Opportunities Abound for Distressed Specialists
Money keeps flowing into distressed investing. Like bargain hunters, hedge funds and so-called “vulture investors” are on the hunt for opportunities in troubled situations. Hedge World reports that many hedge funds and other managers are raising new distressed investment vehicles and moving portfolio allocations into this area, according to a survey by Debtwire. Nearly 100% of those polled expect company defaults to increase.

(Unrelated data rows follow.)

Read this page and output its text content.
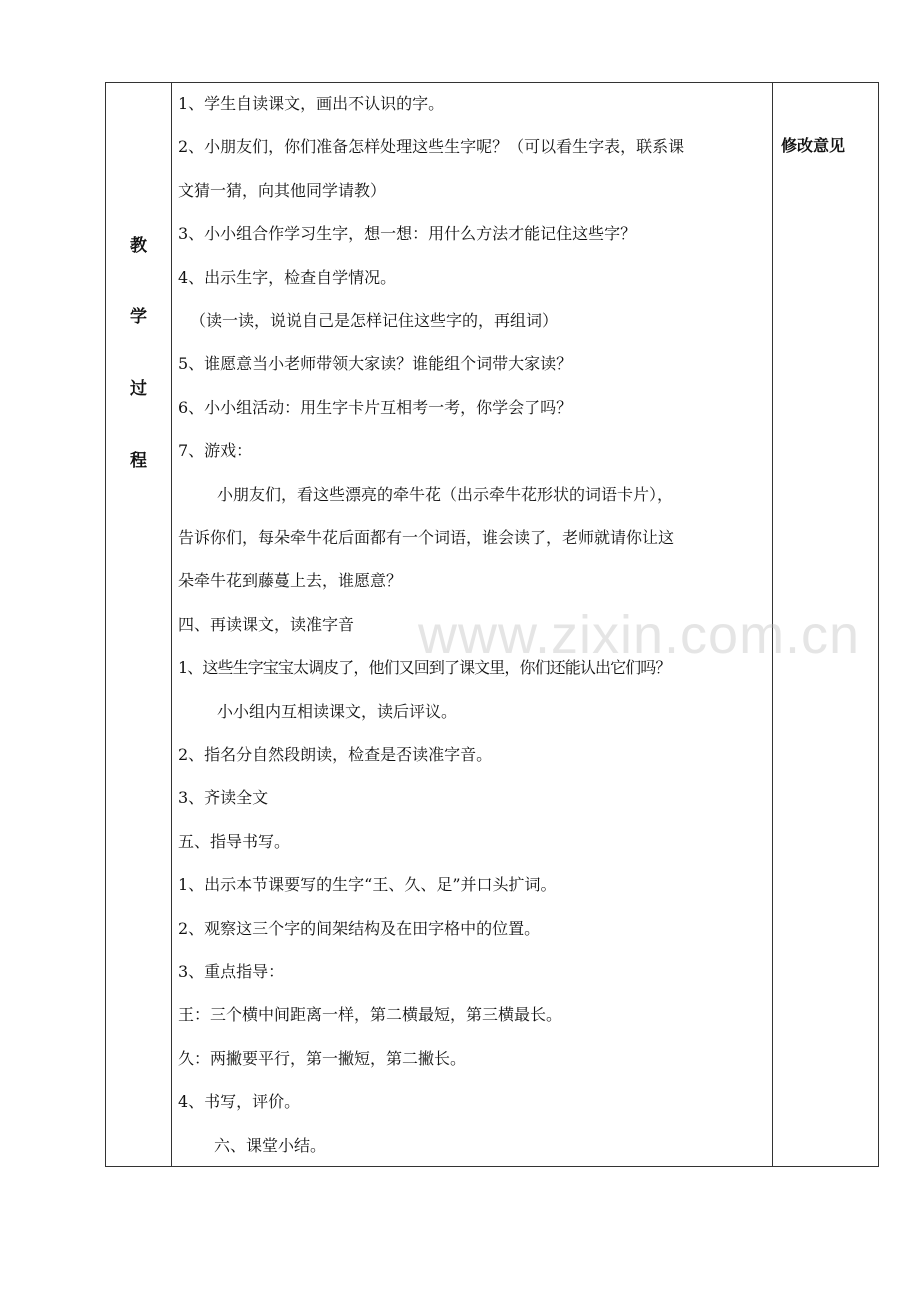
教
学
过
程
修改意见
1、学生自读课文，画出不认识的字。
2、小朋友们，你们准备怎样处理这些生字呢？（可以看生字表，联系课
文猜一猜，向其他同学请教）
3、小小组合作学习生字，想一想：用什么方法才能记住这些字？
4、出示生字，检查自学情况。
（读一读，说说自己是怎样记住这些字的，再组词）
5、谁愿意当小老师带领大家读？谁能组个词带大家读？
6、小小组活动：用生字卡片互相考一考，你学会了吗？
7、游戏：
小朋友们，看这些漂亮的牵牛花（出示牵牛花形状的词语卡片），
告诉你们，每朵牵牛花后面都有一个词语，谁会读了，老师就请你让这
朵牵牛花到藤蔓上去，谁愿意？
四、再读课文，读准字音
1、这些生字宝宝太调皮了，他们又回到了课文里，你们还能认出它们吗？
小小组内互相读课文，读后评议。
2、指名分自然段朗读，检查是否读准字音。
3、齐读全文
五、指导书写。
1、出示本节课要写的生字“王、久、足”并口头扩词。
2、观察这三个字的间架结构及在田字格中的位置。
3、重点指导：
王：三个横中间距离一样，第二横最短，第三横最长。
久：两撇要平行，第一撇短，第二撇长。
4、书写，评价。
六、课堂小结。
www.zixin.com.cn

The 2008 Distressed Investing conference - a panel comprised of some of the top private equity, hedge fund and other alternative investment investors in distressed assets convened by The Deal -agreed unanimously that the new economic environment held huge opportunities for distressed investing specialists. Amid the trend, executive recruiting firm, A.E. Feldman, says that demand exists for investment professionals who specialize in researching distressed securities and who understand the true risks and values involved.

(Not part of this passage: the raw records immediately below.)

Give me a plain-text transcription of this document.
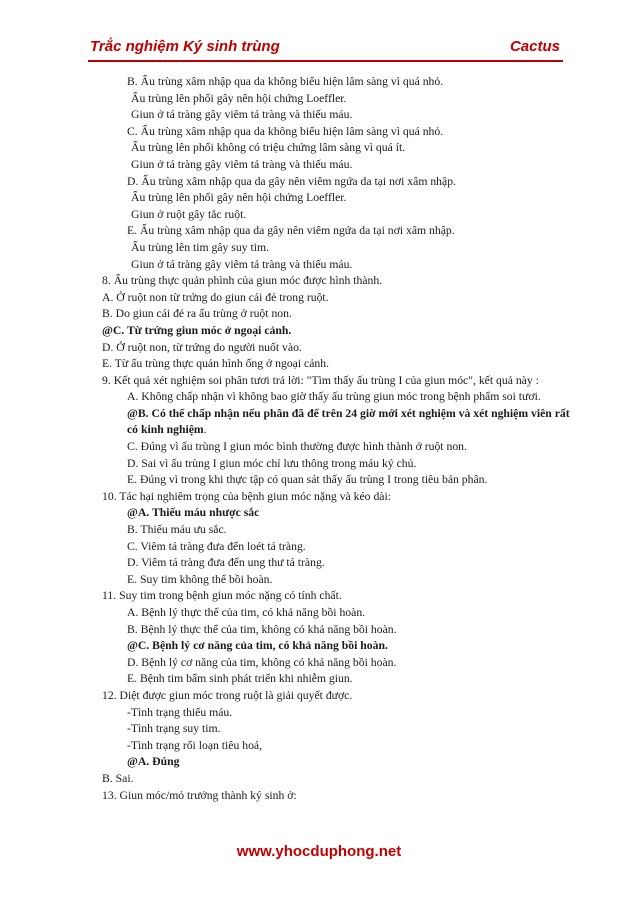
Trắc nghiệm Ký sinh trùng	Cactus
B. Ấu trùng xâm nhập qua da không biểu hiện lâm sàng vì quá nhỏ.
Ấu trùng lên phổi gây nên hội chứng Loeffler.
Giun ở tá tràng gây viêm tá tràng và thiếu máu.
C. Ấu trùng xâm nhập qua da không biểu hiện lâm sàng vì quá nhỏ.
Ấu trùng lên phổi không có triệu chứng lâm sàng vì quá ít.
Giun ở tá tràng gây viêm tá tràng và thiếu máu.
D. Ấu trùng xâm nhập qua da gây nên viêm ngứa da tại nơi xâm nhập.
Ấu trùng lên phổi gây nên hội chứng Loeffler.
Giun ở ruột gây tắc ruột.
E. Ấu trùng xâm nhập qua da gây nên viêm ngứa da tại nơi xâm nhập.
Ấu trùng lên tim gây suy tim.
Giun ở tá tràng gây viêm tá tràng và thiếu máu.
8. Ấu trùng thực quản phình của giun móc được hình thành.
A. Ở ruột non từ trứng do giun cái đẻ trong ruột.
B. Do giun cái đẻ ra ấu trùng ở ruột non.
@C. Từ trứng giun móc ở ngoại cảnh.
D. Ở ruột non, từ trứng do người nuốt vào.
E. Từ ấu trùng thực quản hình ống ở ngoại cảnh.
9. Kết quả xét nghiệm soi phân tươi trả lời: "Tìm thấy ấu trùng I của giun móc", kết quả này :
A. Không chấp nhận vì không bao giờ thấy ấu trùng giun móc trong bệnh phẩm soi tươi.
@B. Có thể chấp nhận nếu phân đã để trên 24 giờ mới xét nghiệm và xét nghiệm viên rất có kinh nghiệm.
C. Đúng vì ấu trùng I giun móc bình thường được hình thành ở ruột non.
D. Sai vì ấu trùng I giun móc chỉ lưu thông trong máu ký chủ.
E. Đúng vì trong khi thực tập có quan sát thấy ấu trùng I trong tiêu bản phân.
10. Tác hại nghiêm trọng của bệnh giun móc nặng và kéo dài:
@A. Thiếu máu nhược sắc
B. Thiếu máu ưu sắc.
C. Viêm tá tràng đưa đến loét tá tràng.
D. Viêm tá tràng đưa đến ung thư tá tràng.
E. Suy tim không thể bồi hoàn.
11. Suy tim trong bệnh giun móc nặng có tính chất.
A. Bệnh lý thực thể của tim, có khả năng bồi hoàn.
B. Bệnh lý thực thể của tim, không có khả năng bồi hoàn.
@C. Bệnh lý cơ năng của tim, có khả năng bồi hoàn.
D. Bệnh lý cơ năng của tim, không có khả năng bồi hoàn.
E. Bệnh tim bẩm sinh phát triển khi nhiễm giun.
12. Diệt được giun móc trong ruột là giải quyết được.
-Tình trạng thiếu máu.
-Tình trạng suy tim.
-Tình trạng rối loạn tiêu hoá,
@A. Đúng
B. Sai.
13. Giun móc/mỏ trưởng thành ký sinh ở:
www.yhocduphong.net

Big Gains for Distressed Investing
In the wake of the subprime meltdown, a number of investors turned to distressed investing - a cyclical strategy that tends to do well when times are tough for everyone else. They are seeking out cheap or distressed debt, undertaking turnaround situations or rescuing companies from liquidation.
Nearly 75% of hedge funds polled by Debtwire plan to increase allocations to invest in troubled companies and raise new funds for this purpose, according to a Hedge World. Ken Meehan, Managing Editor of Debtwire says 2008 is on track to be a pretty good year for distressed strategy hedge funds. In the survey, the majority of hedge funds said their target return for 2008 exceeds the 15% to 20% range.
Hedge World quotes Mick Solimene, Managing Director at Macquarie Securities (USA) as saying that capital is flowing out of merger and acquisition strategies and into distressed and right now more than $600 billion in capital is available for investing in distressed situations. U.S. private equity firms alone have raised more than $48 billion in 2007, three times the total for 2006.
Focus on Talent
Almost $100 billion has already been set aside for restructurings, which translates into significant price competition for deals, according to Michael E. Heisley of Stony Lane Partners a Distressed Investing Conference panelist. The Deal also quotes Mark K. Holdsworth of Tennenbaum Capital Markets as saying, “Distressed debt investing used to be almost like a cottage industry; today its much more mainstream. There’s been a lot of money raised that’s sitting on the sidelines [for making] deals, but to be differentiated in this business you have to be ready to own and operate the business. One of the most important factors is going to be picking management.”
The Deal says Heisley believes “the most important ingredient is how many people you can bring to bear to turn the company around. For those companies that have to be restructured, the ingredient that’s going to be hard to get is the people - to go in there and make the hard decisions under a lot of pressure to really get the company turned around.”